Ibrahima Thiam, Président ARREC

AFRIMAG : Près de sept ans après la mise en place d’un cadre institutionnel et de régulation de ces échanges, quel bilan peut-on dresser ?

Ibrahima Thiam : Effectivement, face aux difficultés du secteur de l’électricité, les pays membres de la CEDEAO ont convenu de la mise en commun et du partage optimal des ressources énergétiques dans la région à travers un marché régional de l’électricité. Le Protocole de l’Energie de la CEDEAO est la formulation d’une stratégie pour réaliser cette vision d’un marché régional de l’électricité en mettant en place le cadre juridique destiné à promouvoir la coopération à long terme dans le secteur de l’énergie de la CEDEAO. Pour mettre en œuvre cette stratégie il y a eu une série de décisions qui ont été prises dans le temps par les instances de la CEDEAO. Il s’agit en premier, de la décision de la conférence des chefs d’Etat et de gouvernement portant développement d’un cadre réglementaire régional pour le secteur de l’électricité au sein de la CEDEAO.

En second lieu, je citerai la mise en place du Secrétariat général du Système d’échanges d’énergie électrique ouest-africain (EEEOA) comme une institution spécialisée chargée de mettre en œuvre des projets prioritaires identifiés pour le développement d’un pool énergétique.

En troisième lieu, il faut noter la création de l’Autorité de régulation régionale du secteur de l’électricité de la CEDEAO (ARREC) chargée de réguler les échanges transfrontaliers d’énergie électrique entre les États membres, et fournir un soutien adéquat aux régulateurs nationaux du secteur de l’électricité .

Mais concrètement quel est le bilan, au-delà de la mise en place du cadre institutionnel ?
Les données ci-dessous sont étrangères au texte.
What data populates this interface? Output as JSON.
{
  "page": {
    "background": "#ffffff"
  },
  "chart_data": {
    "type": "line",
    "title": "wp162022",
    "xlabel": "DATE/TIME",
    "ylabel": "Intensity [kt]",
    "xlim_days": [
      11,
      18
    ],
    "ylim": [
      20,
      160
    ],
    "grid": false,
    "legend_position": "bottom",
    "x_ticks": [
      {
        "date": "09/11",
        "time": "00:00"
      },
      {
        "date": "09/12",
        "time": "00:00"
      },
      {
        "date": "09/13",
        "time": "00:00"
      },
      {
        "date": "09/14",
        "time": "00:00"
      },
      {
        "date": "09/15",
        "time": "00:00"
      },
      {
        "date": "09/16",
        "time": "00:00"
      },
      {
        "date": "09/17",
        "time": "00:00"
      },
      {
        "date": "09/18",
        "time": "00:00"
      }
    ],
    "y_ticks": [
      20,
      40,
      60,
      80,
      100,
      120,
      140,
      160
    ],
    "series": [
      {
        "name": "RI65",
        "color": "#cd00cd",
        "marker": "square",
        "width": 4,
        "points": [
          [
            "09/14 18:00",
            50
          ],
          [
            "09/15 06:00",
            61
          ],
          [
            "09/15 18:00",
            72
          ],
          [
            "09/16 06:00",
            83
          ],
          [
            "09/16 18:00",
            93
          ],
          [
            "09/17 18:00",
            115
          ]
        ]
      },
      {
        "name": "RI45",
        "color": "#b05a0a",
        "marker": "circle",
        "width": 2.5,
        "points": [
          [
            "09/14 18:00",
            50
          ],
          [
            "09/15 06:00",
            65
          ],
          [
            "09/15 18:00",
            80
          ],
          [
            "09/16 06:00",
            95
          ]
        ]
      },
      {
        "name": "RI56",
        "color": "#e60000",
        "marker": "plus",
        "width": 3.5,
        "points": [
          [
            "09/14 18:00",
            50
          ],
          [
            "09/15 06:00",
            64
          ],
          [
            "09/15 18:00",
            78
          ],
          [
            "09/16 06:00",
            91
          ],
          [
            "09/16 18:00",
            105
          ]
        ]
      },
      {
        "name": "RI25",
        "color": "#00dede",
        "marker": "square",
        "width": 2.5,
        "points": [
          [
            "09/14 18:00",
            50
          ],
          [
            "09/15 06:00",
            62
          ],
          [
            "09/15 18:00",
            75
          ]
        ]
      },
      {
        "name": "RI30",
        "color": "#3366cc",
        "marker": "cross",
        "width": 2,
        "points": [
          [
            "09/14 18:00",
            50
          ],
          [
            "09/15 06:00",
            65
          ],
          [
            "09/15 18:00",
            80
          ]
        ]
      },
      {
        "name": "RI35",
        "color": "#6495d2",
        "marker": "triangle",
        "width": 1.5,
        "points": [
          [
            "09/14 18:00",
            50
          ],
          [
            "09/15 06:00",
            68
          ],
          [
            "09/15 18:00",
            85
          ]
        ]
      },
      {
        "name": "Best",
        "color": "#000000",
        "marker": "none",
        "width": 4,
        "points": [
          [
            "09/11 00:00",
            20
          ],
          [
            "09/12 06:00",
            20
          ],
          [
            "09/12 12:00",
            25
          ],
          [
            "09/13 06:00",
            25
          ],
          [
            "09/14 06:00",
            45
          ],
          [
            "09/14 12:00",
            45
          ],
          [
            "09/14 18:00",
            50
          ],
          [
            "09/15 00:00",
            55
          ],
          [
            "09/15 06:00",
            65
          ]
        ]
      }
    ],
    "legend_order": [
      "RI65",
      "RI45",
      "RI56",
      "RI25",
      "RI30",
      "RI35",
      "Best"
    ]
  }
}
Vous avez bien raison de vous demander quel est le bilan, près de sept ans après la mise en place de ce cadre institutionnel et de régulation. Certes, l’objectif ultime visé par le marché régional de l’électricité n’est pas encore en place, mais un travail remarquable est en cours sur le plan du développement et de l’exploitation des infrastructures électriques par l’EEEOA. Je peux citer entre autres l’organisation de la région en plusieurs zones de réglage du réseau interconnecté, l’élaboration d’un manuel d’exploitation du réseau régional, le design du marché, l’élaboration des règles du marché régional et le travail d’harmonisation des cadres juridiques.

Pour améliorer la gouvernance du secteur et faciliter en conséquence le développement du marché régional de l’électricité, à la suite des études de régulation menées par l’ARREC depuis 2012, le Conseil des ministres de la CEDEAO a adopté en juin 2013, une Directive sur l’organisation du marché régional. L’objectif principal de cette Directive est de définir les principes généraux qui régissent le marché régional de l’électricité et disposer des principes de convergence pour les pays membres de la CEDEAO.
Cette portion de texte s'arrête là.